Manila: Exporters and families of overseas Filipino workers (OFWs) were overjoyed with the strengthening of the US dollar and the consequent weakening of the Philippine peso, sources said.

“We can build our home and invest in apartments for the future,” said Nemi Ordinario whose two children receive dollars even if they work in a hotel in China and in a hospital in Saudi Arabia.

We need stronger dollars to be able to compete worldwide in the export business,” said a businessman who exports clothes and accessories. His company has not been very active because of the strengthening of the Philippine peso.

The peso has been steadily weakening after US Federal Reserve Governor Jerome Powell hinted about hiking interest rates.

The peso has been hovering (for sellers) from P44.80 (Dh3.65) to the dollar in banks, and P44.85 to the dollar in the black market.
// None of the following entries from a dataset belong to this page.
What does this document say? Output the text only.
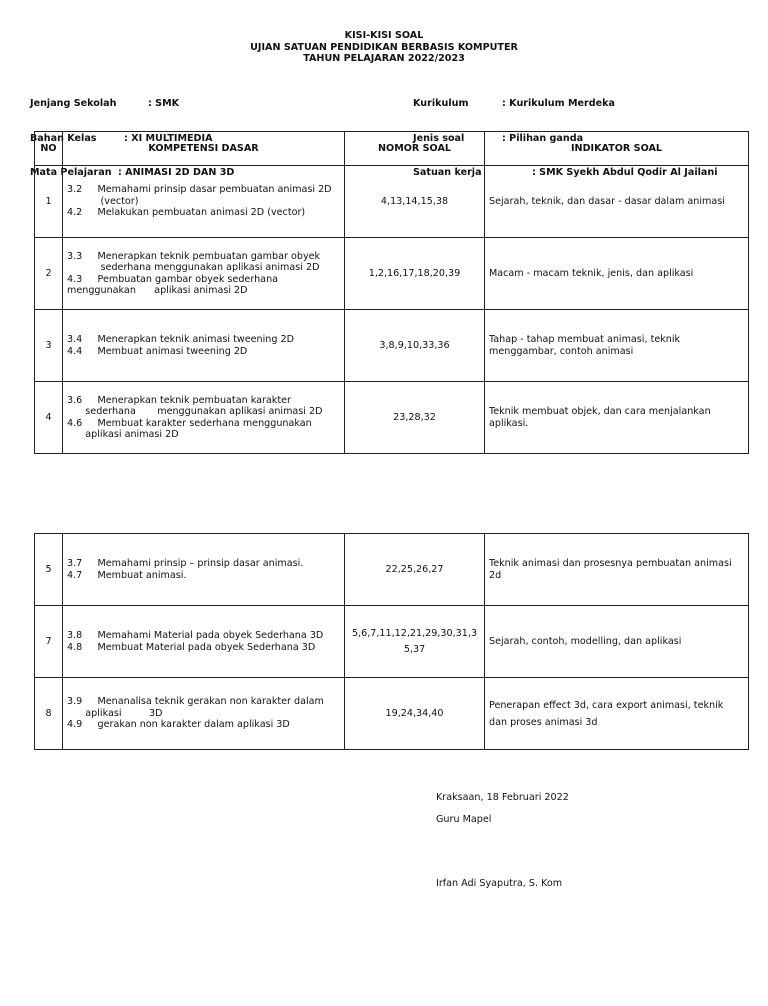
KISI-KISI SOAL
UJIAN SATUAN PENDIDIKAN BERBASIS KOMPUTER
TAHUN PELAJARAN 2022/2023

Jenjang Sekolah	: SMK

Bahan Kelas	: XI MULTIMEDIA

Mata Pelajaran : ANIMASI 2D DAN 3D

Kurikulum	: Kurikulum Merdeka

Jenis soal	: Pilihan ganda

Satuan kerja	: SMK Syekh Abdul Qodir Al Jailani

NO	KOMPETENSI DASAR	NOMOR SOAL	INDIKATOR SOAL
1	3.2     Memahami prinsip dasar pembuatan animasi 2D
(vector)
4.2     Melakukan pembuatan animasi 2D (vector)	4,13,14,15,38	Sejarah, teknik, dan dasar - dasar dalam animasi
2	3.3     Menerapkan teknik pembuatan gambar obyek
sederhana menggunakan aplikasi animasi 2D
4.3     Pembuatan gambar obyek sederhana
menggunakan      aplikasi animasi 2D	1,2,16,17,18,20,39	Macam - macam teknik, jenis, dan aplikasi
3	3.4     Menerapkan teknik animasi tweening 2D
4.4     Membuat animasi tweening 2D	3,8,9,10,33,36	Tahap - tahap membuat animasi, teknik menggambar, contoh animasi
4	3.6     Menerapkan teknik pembuatan karakter
sederhana       menggunakan aplikasi animasi 2D
4.6     Membuat karakter sederhana menggunakan
aplikasi animasi 2D	23,28,32	Teknik membuat objek, dan cara menjalankan aplikasi.
5	3.7     Memahami prinsip – prinsip dasar animasi.
4.7     Membuat animasi.	22,25,26,27	Teknik animasi dan prosesnya pembuatan animasi 2d
7	3.8     Memahami Material pada obyek Sederhana 3D
4.8     Membuat Material pada obyek Sederhana 3D	5,6,7,11,12,21,29,30,31,35,37	Sejarah, contoh, modelling, dan aplikasi
8	3.9     Menanalisa teknik gerakan non karakter dalam
aplikasi         3D
4.9     gerakan non karakter dalam aplikasi 3D	19,24,34,40	Penerapan effect 3d, cara export animasi, teknik dan proses animasi 3d
Kraksaan, 18 Februari 2022
Guru Mapel
Irfan Adi Syaputra, S. Kom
For days, the peso has been between P45.11 to P45.19 to a dollar in the Philippine Dealing System.

Other Asian currencies also weakened between March and June, with Thailand and Indonesia’s falling 4.8 per cent and 2.5 per cent, respectively.

Noting the dangerous downside of higher US interest rates and US dollar, economist Shang-Jin Wei of Manila-based Asian Development Bank warned that it can hurt issuers of foreign currency bonds, increase debt-servicing costs of countries with US dollar loans, and result in outflow of funds that can worsen Asia bond market’s low liquidity.

Reforms

It will erode the first quarter growth of bond markets in East Asia — already seen as a sign of Asia’s robust economy, said Shang-jin.

Despite the happiness brought by a strong US dollar to families of OFWS and export businesses, Shang-Jin suggested that Southeast, East and South Asian countries must reform financial markets and regulation practices to protect themselves from external economic woes.

Yearly, an estimated 10 million OFWs send $25 to $26 billion to their relatives in the Philippines, fuelling private investments on consumer products, education, and infrastructure.

Philippine export sales reached $4.376 billion in April 2015, or 4.1 per cent lower than the $4.563 billion data in April 2014. Decrease in sales was seen in eight of 10 export products such as minerals; manufactured products; woodcrafts and furniture; metal components; chemicals; ignition wiring set; other ignition wiring sets for aircrafts and ships; clothes and accessories; machinery; and transport equipment.